Personal information
- Born: Steven Edward Salmons July 3, 1958 (age 68) Saint Joseph, Missouri, U.S.
- Height: 6 ft 4 in (1.93 m)
- College / University: University of California, Los Angeles

Volleyball information
- Position: Middle blocker
- Number: 3 (national team) 29 (UCLA)

National team
| 1978–1986 | United States |

Medal record
Men's volleyball
Representing the United States
Olympic Games
| Gold medal – first place | 1984 Los Angeles | Team |
World Championship
| Gold medal – first place | 1986 Paris |  |
FIVB World Cup
| Gold medal – first place | 1985 Japan |  |
Goodwill Games
| Silver medal – second place | 1986 Moscow |  |
NORCECA Championship
| Gold medal – first place | 1983 Indianapolis |  |

= Steven Salmons =

American volleyball player

Steven Edward "Steve" Salmons (born July 3, 1958) is an American former volleyball player. He helped the United States men's national volleyball team win the gold medal at the 1984 Summer Olympics in Los Angeles. He also helped the national team win gold medals at the 1985 FIVB World Cup and the 1986 FIVB World Championship, thus achieving the "triple crown".

==College==

Salmons was a four-year starter on the UCLA volleyball team (1977–‘79, ‘81) as a middle blocker. While at UCLA, Salmons was a teammate of legendary beach volleyball player Sinjin Smith.

Salmons was named the 1979 NCAA Player of the Year, leading the Bruins to the National Championship with a 31–0 record - the first undefeated team in NCAA history.

In 1979, Salmons suffered a severe back injury while representing the United States at the Pan Am Games, yet was able to return to play for the Bruins at the end of the 1981 season, helping spark a five-game victory over the Tim Hovland and Steve Timmons led USC Trojans to earn another NCAA title. He was named to the NCAA All-Tournament team (his third time '78,'79,'81) along with MVP Karch Kiraly and Steve Gulnac. In addition to earning the 1979 NCAA Player of the Year, Salmons was named All-American in 1978 and 1979.

In 2000, Salmons was inducted into the UCLA Hall of Fame.

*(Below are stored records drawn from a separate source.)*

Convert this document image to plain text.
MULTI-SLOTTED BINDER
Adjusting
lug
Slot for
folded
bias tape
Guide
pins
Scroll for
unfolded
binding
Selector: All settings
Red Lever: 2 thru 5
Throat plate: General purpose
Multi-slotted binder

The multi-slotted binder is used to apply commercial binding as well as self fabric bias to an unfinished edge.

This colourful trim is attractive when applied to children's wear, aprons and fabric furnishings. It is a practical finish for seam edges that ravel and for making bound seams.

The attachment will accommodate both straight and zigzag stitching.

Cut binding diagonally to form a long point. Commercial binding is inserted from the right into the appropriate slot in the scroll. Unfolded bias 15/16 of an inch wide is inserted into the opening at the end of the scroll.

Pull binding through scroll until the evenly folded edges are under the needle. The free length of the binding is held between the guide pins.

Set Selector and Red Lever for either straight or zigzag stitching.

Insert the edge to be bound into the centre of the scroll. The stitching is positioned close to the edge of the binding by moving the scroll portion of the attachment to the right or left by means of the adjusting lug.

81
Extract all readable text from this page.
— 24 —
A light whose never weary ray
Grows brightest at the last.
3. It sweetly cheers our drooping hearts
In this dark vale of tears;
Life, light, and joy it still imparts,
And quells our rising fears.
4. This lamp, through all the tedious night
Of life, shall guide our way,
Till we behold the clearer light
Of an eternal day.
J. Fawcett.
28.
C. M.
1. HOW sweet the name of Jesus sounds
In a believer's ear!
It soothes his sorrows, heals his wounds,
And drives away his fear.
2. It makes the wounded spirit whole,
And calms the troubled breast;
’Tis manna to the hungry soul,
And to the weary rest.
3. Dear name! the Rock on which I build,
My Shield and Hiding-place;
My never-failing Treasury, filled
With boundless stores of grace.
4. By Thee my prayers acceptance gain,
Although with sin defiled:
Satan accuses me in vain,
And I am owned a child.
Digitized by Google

On March 30, 2001, UCLA retired his jersey (No. 29) in pre-match ceremonies.

==Personal life==

Salmons currently resides in San Diego and owns the real estate company Commercial Properties Service (CPS). He and his wife Cathy have three children: William (Reece) Salmons, Taylor Salmons, and Alexis Salmons. His son Reece was a setter for UCLA.